Rozhovor s Jakubem Seidlerem, členem bankovní rady ČNB
Peter Laca a Kryštof Chamonikolas (Bloomberg 18. 3. 2025)
Člen bankovní rady Jakub Seidler by na nejbližším zasedání ponechal úrokové sazby beze změny kvůli přetrvávajícím inflačním rizikům. V rozhovoru pro agenturu Bloomberg zdůraznil potřebu opatrného přístupu vzhledem k nejistému globálnímu vývoji, obchodním konfliktům a přetrvávajícím tlakům na růst cen v sektoru služeb. Podle něj by bylo vhodné v současné situaci zachovat mírně restriktivní měnovou politiku, dokud zmíněná rizika neodezní.
Rozhovor (anglicky)
Czech central banker Jakub Seidler said he would prefer holding borrowing costs steady next week as domestic inflation pressures persist and global risks cloud the policy outlook. After rapid interest rate cuts last year, policymakers in Prague have switched to a stop-and-go mode at the past two meetings to assess conflicting economic forces. Price pressures in the services sector remain stubborn, while export-oriented industries suffer from weakness in their main market, Germany.

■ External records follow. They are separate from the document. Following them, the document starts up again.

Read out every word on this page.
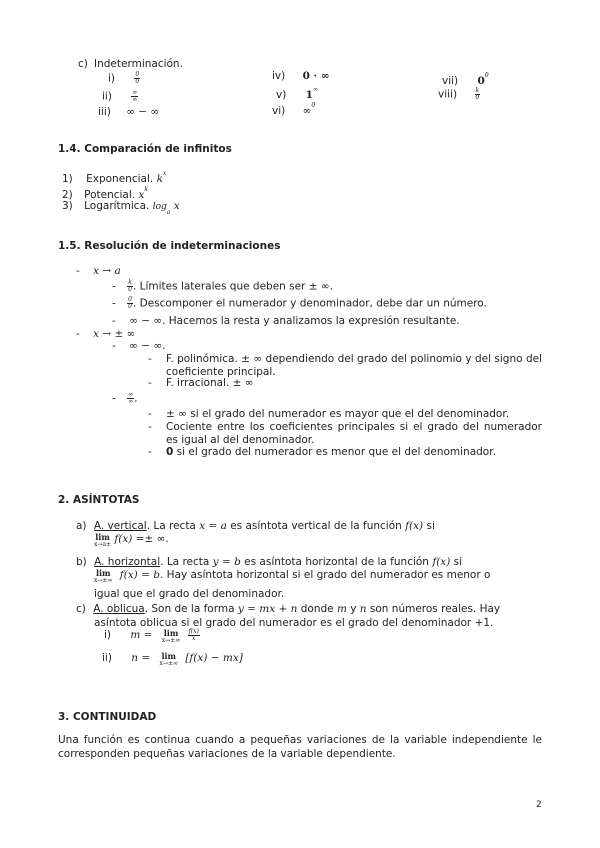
c) Indeterminación.
i)	$\frac{0}{0}$
ii)	$\frac{\infty}{\infty}$
iii) ∞ − ∞
iv) 0 · ∞
v) 1∞
vi) ∞$^0$
vii) $0^0$
viii)	$\frac{k}{0}$
1.4. Comparación de infinitos
1) Exponencial. $k^x$
2) Potencial. $x^k$
3) Logarítmica. $\log_a x$
1.5. Resolución de indeterminaciones
- x → a
- $\frac{k}{0}$ . Límites laterales que deben ser ± ∞.
- $\frac{0}{0}$ . Descomponer el numerador y denominador, debe dar un número.
- ∞ − ∞. Hacemos la resta y analizamos la expresión resultante.
- x → ± ∞
- ∞ − ∞.
- F. polinómica. ± ∞ dependiendo del grado del polinomio y del signo del coeficiente principal.
- F. irracional. ± ∞
- $\frac{\infty}{\infty}$ .
- ± ∞ si el grado del numerador es mayor que el del denominador.
- Cociente entre los coeficientes principales si el grado del numerador es igual al del denominador.
- 0 si el grado del numerador es menor que el del denominador.
2. ASÍNTOTAS
a) A. vertical. La recta x = a es asíntota vertical de la función f(x) si
lim
x→a± f(x) =± ∞.
b) A. horizontal. La recta y = b es asíntota horizontal de la función f(x) si
lim
x→±∞ f(x) = b. Hay asíntota horizontal si el grado del numerador es menor o
igual que el grado del denominador.
c) A. oblicua. Son de la forma y = mx + n donde m y n son números reales. Hay
asíntota oblicua si el grado del numerador es el grado del denominador +1.
i) m = lim
x→±∞
$\frac{f(x)}{x}$
ii) n = lim
x→±∞ [f(x) − mx]
3. CONTINUIDAD
Una función es continua cuando a pequeñas variaciones de la variable independiente le corresponden pequeñas variaciones de la variable dependiente.
2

“The balance of risks in my view still shows that interest rates should stay where they are, which means maintaining some degree of policy restriction,” Seidler said in his first interview since joining the monetary policy panel three months ago. He voted with the majority to halt rate cuts in December, and then backed a unanimous decision to lower the benchmark by another quarter of a percentage point to 3.75% last month.
Financial markets have been roiled by trade tensions as US President Donald Trump’s import tariffs upend the world economy. Combined with plans for more defense spending in Europe, they are among main factors complicating monetary policy decisions. “A cautious stance is legitimate in periods of high uncertainty,” Seidler said. “Several other central banks have taken a similar approach, because the outlook in general is much more clouded than it used to be before the coronavirus pandemic.”
Market prices indicate about 50 basis point of rate cuts within the next 12 months, which Seidler considered “relatively fair.”
While Czech consumer price growth has stabilized near the 2% target, the structure is still a concern. Core inflation, adjusted for volatile food and energy items, showed a slight accelerating trend in seasonally-adjusted, month-on-month terms in the past three months and a similar trend is visible inside the services segment, he said.
The cost of services is still catching up with the rapid growth in prices of goods from the past few years and they are also more sensitive to rising salaries, according to the 41- year-old former commercial bank economist. Household consumption remained below levels from before the pandemic in the fourth quarter, but it’s gaining strength thanks to the renewed increase in real wages.
While the central bank would normally look past volatile food prices for policy consideration, the recent period of double-digit inflation has made Czech consumers more sensitive to food costs and they have a major impact on inflation expectations, Seidler said.
A “detailed analysis” is needed to gauge the impact of European plans for more defense and infrastructure spending, but they cast doubt on assumptions about anti-inflationary effects from abroad, especially if a large fiscal boost is financed by new debt, according to Seidler.
“The U-turn in thinking about defense spending is a major structural change for the German economy,” he said. “It underlines the high degree of uncertainty for monetary policy.” Seidler said he aimed to make sure that the objective of price stability was fulfilled, which is one of the reasons why he favors a cautious approach to further rate cuts.
A central bank analysis has shown that the economic cost of keeping monetary policy restrictive for longer than necessary, known as a “policy error,” would be comparatively small, Seidler said. Czech rates are already “relatively close” to the so- called neutral level and a further fast decline wouldn’t deliver a major boost to growth.
Seidler, who holds a PhD in economics, said his views are data-driven and that he wouldn’t describe himself either as monetary hawk or a dove.
“I’d like to remain flexible,” he said. “I’m more cautious at the moment, for several reasons. But if these reasons disappear, let’s say in half a year, I can change my view and maybe argue in favor of a faster decline in rates.”